I have previously shown 16 episodes from NHK’s famed Silk Road Series, which began as a adventurous project in 1980 and produced 12 episodes in the 1st series, and 18 episodes in the second.
The other 14 episodes were not available online at that time, and I have since learned that NHK in the early 2000s continued with a 3rd (10 episodes, unavailable at present) and 4th series (5 episodes), making 45 episodes in all.
The films I will show over the next five weeks are from the fourth series, and concern the countries lying more westward along the Silk Road, including the Caucasus, the Saudi peninsula, Central Asia and parts of the Middle East.
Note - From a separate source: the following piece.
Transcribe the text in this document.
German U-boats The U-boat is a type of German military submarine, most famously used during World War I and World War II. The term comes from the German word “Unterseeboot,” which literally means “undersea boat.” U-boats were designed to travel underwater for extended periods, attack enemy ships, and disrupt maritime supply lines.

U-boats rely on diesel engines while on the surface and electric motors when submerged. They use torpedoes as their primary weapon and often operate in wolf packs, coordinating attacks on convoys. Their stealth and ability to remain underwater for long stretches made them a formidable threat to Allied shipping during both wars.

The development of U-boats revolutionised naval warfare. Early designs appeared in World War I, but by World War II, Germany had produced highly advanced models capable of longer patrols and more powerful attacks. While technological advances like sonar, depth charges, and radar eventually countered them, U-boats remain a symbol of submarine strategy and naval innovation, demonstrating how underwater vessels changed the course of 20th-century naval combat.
These, of course, do not directly concern Buddhism, or Buddhist themes, but they do seem to me to have a lot to offer in explanation about countries that were linked with the Buddhist East through the trade routes.
The first of the episodes today concern the countries in the southern Caucasus: Azerbaijan, Georgia and Armenia. These cultures, which are split between Muslim and Orthodox Christian belief systems, seem to have been at war with each for as long as anyone can remember.
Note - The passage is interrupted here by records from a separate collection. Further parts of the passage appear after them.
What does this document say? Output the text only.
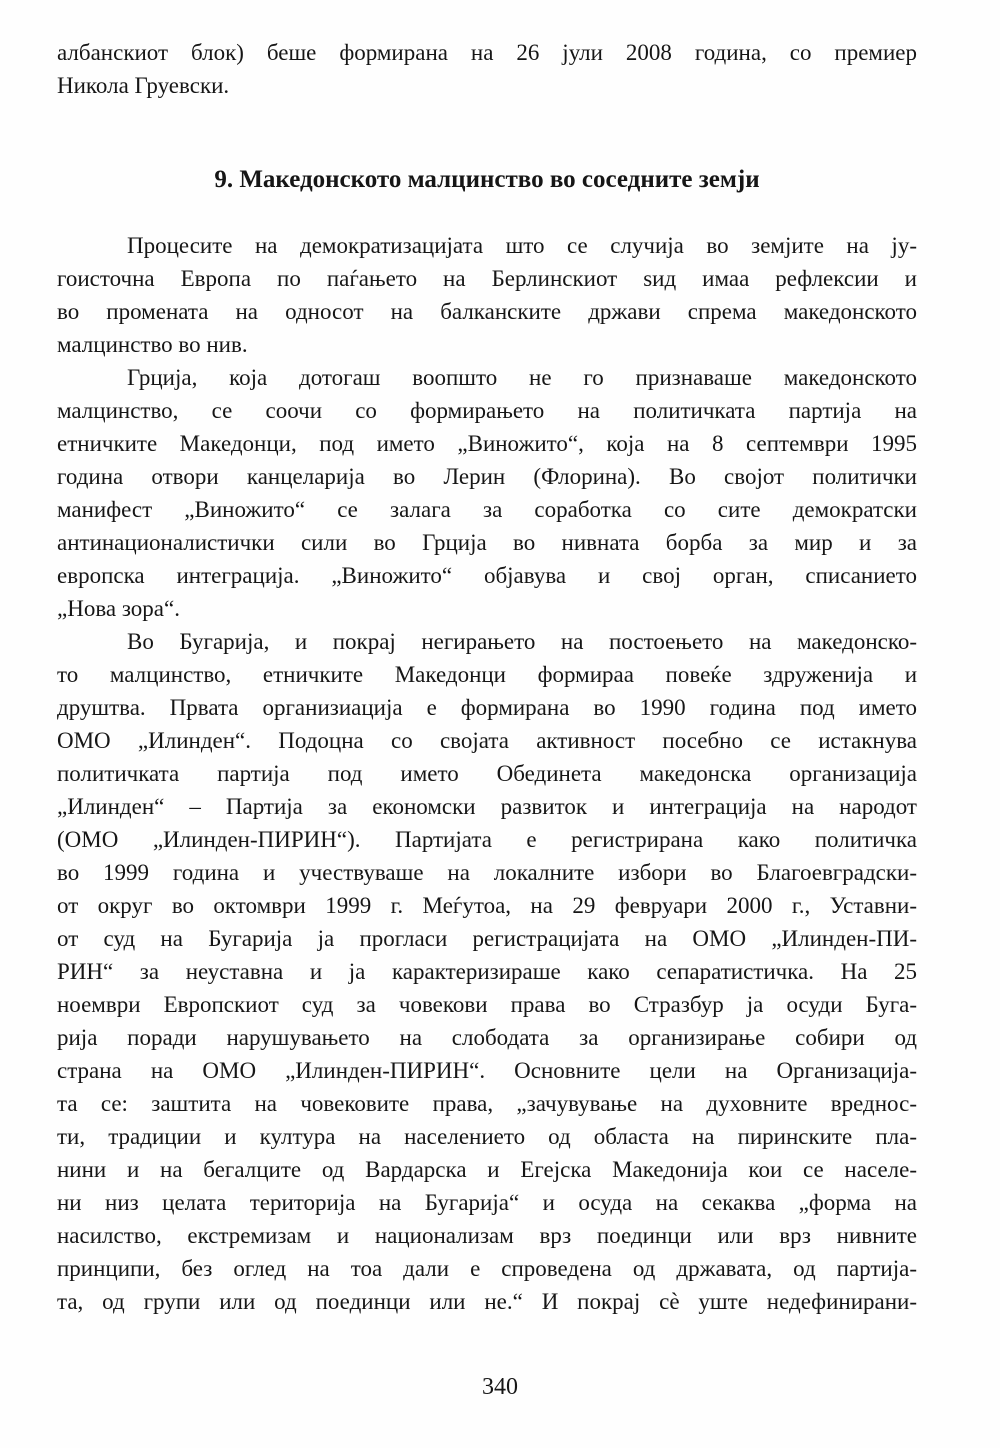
албанскиот блок) беше формирана на 26 јули 2008 година, со премиер
Никола Груевски.
9. Македонското малцинство во соседните земји
Процесите на демократизацијата што се случија во земјите на ју-
гоисточна Европа по паѓањето на Берлинскиот ѕид имаа рефлексии и
во промената на односот на балканските држави спрема македонското
малцинство во нив.
Грција, која дотогаш воопшто не го признаваше македонското
малцинство, се соочи со формирањето на политичката партија на
етничките Македонци, под името „Виножито“, која на 8 септември 1995
година отвори канцеларија во Лерин (Флорина). Во својот политички
манифест „Виножито“ се залага за соработка со сите демократски
антинационалистички сили во Грција во нивната борба за мир и за
европска интеграција. „Виножито“ објавува и свој орган, списанието
„Нова зора“.
Во Бугарија, и покрај негирањето на постоењето на македонско-
то малцинство, етничките Македонци формираа повеќе здруженија и
друштва. Првата организиација е формирана во 1990 година под името
ОМО „Илинден“. Подоцна со својата активност посебно се истакнува
политичката партија под името Обединета македонска организација
„Илинден“ – Партија за економски развиток и интеграција на народот
(ОМО „Илинден-ПИРИН“). Партијата е регистрирана како политичка
во 1999 година и учествуваше на локалните избори во Благоевградски-
от округ во октомври 1999 г. Меѓутоа, на 29 февруари 2000 г., Уставни-
от суд на Бугарија ја прогласи регистрацијата на ОМО „Илинден-ПИ-
РИН“ за неуставна и ја карактеризираше како сепаратистичка. На 25
ноември Европскиот суд за човекови права во Стразбур ја осуди Буга-
рија поради нарушувањето на слободата за организирање собири од
страна на ОМО „Илинден-ПИРИН“. Основните цели на Организација-
та се: заштита на човековите права, „зачувување на духовните вреднос-
ти, традиции и култура на населението од областа на пиринските пла-
нини и на бегалците од Вардарска и Егејска Македонија кои се населе-
ни низ целата територија на Бугарија“ и осуда на секаква „форма на
насилство, екстремизам и национализам врз поединци или врз нивните
принципи, без оглед на тоа дали е спроведена од државата, од партија-
та, од групи или од поединци или не.“ И покрај сѐ уште недефинирани-
340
One of the latest wars was in the late 1980s, and 90s, and was called the Nagorno-Karabakh war owing to the region that was being fought over. In this episode we meet some of the refugees from this war, and the quest to return to their homeland.
We also find out something about the wine-making skills of the Armenians and hear from a couple who lived in a village where Muslims and Christians were friends, until the war started, and who have been parted ever since. There are some very poignant stories from a region in conflict.